Which wines are best aerated? Which to decant and which to pour directly from the bottle for best enjoyment? Is there any system or easy way to remember the ones to pour differently? Lisa K
Answer From Expert Roger Bohmrich MW
Nearly all wines can be served directly from the bottle into a glass. Of course, wines tend to change as they are exposed to air, but the majority may lose more than they gain with long aeration. A simple solution is to pour big, powerful reds 10 or 15 minutes in advance. Some people also believe aerators (there are numerous models on the market) seem to help "open" the wine. Personally, if I think it is warranted, I decant the wine as I also like the appearance of a decanter on the dinner table. Decanting is certainly advisable with older red wines with sediment, unless they are very fragile.
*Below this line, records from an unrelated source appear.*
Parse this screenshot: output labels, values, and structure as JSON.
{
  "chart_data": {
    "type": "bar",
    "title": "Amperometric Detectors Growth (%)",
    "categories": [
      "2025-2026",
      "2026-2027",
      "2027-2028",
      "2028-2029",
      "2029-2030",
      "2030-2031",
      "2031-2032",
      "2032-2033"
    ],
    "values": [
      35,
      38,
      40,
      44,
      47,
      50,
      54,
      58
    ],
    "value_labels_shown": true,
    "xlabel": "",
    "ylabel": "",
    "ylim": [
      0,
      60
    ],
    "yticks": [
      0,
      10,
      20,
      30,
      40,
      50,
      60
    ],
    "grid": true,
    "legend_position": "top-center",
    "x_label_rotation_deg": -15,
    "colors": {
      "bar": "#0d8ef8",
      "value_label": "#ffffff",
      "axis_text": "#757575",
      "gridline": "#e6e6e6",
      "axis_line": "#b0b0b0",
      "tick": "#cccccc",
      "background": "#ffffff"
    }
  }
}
The truth is that, as with so many aspects of wine, it is difficult to generalize and say that certain wines should always be decanted. I would tend to decant both young and mature vintages of high-end Bordeaux, Rhone, Barolo, Barbaresco, Amarone, Super-Tuscans, Priorat, less forthcoming styles of California reds, Vintage(and Single Quinta) Port, and the like...in other words, concentrated reds intended for cellaring. I also occasionally decant young white Burgundy of premier and grand cru level. As to how long to leave a wine in a decanter, again, it depends on the individual wine. I favor shorter rather than lengthy aeration: up to an hour before service. Then, you can follow the evolution of the aroma and taste during the meal. So, remember, there are no hard and fast rules...you'll gain confidence with practice!